The Risk of Media Confusion About the Iowa Results

As if the Iowa caucuses were not confusing enough, the Democratic Party will report out three different measures of the result. But on top of that, the campaigns have an incentive to try to manipulate the perceptions of “the” result, because perceptions matter so heavily about Iowa’s first-in-the-nation test. The bottom-line result that matters in terms of actually winning convention delegates is the third of the three measures I’ll flag below. And this is the result the main media organizations are committed to reporting out.

BUT the risk in our social media age is that campaigns that do better with the first metric, for which unofficial results will be available before all three official results are reported together, will flood twitter and the blogs with the unofficial count on the first metric in an effort to convince the media that the “winner” in Iowa is whomever wins on that first metric — even though that person might not be the person who actually wins on what the candidates are actually competing for, which is delegates after the final votes have been calculated. Publicizing these initial counts prematurely on social media could actually affect the results themselves if those first-stage numbers come out while voters are still deciding who their second choices are at the “realignment” stage of the Iowa process.

I’ll just identify those three different metrics here, then send readers to the good explanation Elaine Kamarck (at Brookings, and an experienced DNC delegate) provides of how they work. I’ll include an excerpt from a Politico piece on the concerns about efforts by the campaigns to manipulate media and public perceptions of how has “won” Iowa. Let’s hope journalists understand all this before tomorrow evening.

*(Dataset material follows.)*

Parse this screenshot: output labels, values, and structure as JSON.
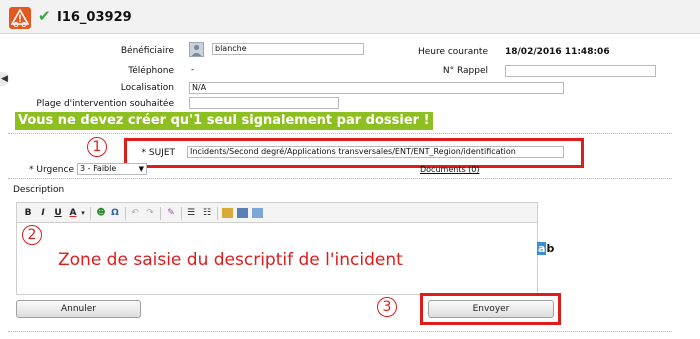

The three different “results” that will come out of Iowa are:

  • The “first expression of presidential preference”
  • The “final expression of presidential preference”
  • The “state delegate equivalency”

Here is Elaine’s explanation of these different measures. And here is an excerpt from the Politico piece on concerns the campaigns have about possible confusion and manipulation:

Sanders and his team have made clear their intention to tout the results of the first round of caucus voting Monday, even though the Iowa Democratic Party stresses that the only number that matters is the final delegate count.

Aides with two top-tier campaigns told POLITICO they worry the Sanders campaign or other pro-Sanders forces — which will be receiving unofficial precinct results from allies in real time — will disseminate that information through social media or publicly claim victory after the first vote, an act that could distort the eventual results in a variety of ways.

A claim of victory after the first vote could encourage supporters of weaker candidates to leave the caucuses early without realigning with another candidate. Or it could create an artificial bandwagon effect by encouraging some caucus-goers to jump to Sanders’ side under the belief that he will be the victor.

Either scenario stands to hurt the campaigns that are more reliant than Sanders on the realignment round that happens after the first preference vote is cast. During realignment, supporters of candidates who failed to hit a 15 percent threshold in the first vote are freed up to switch to another candidate.

Tensions about this are high. Consider this quote in the piece:

“Everybody is playing by one set of rules except for Bernie,” said an aide with one of the competing campaigns. “They don’t really care if they disrupt it. They hate the Democratic Party. They hated them from four years ago, and they hate them now.”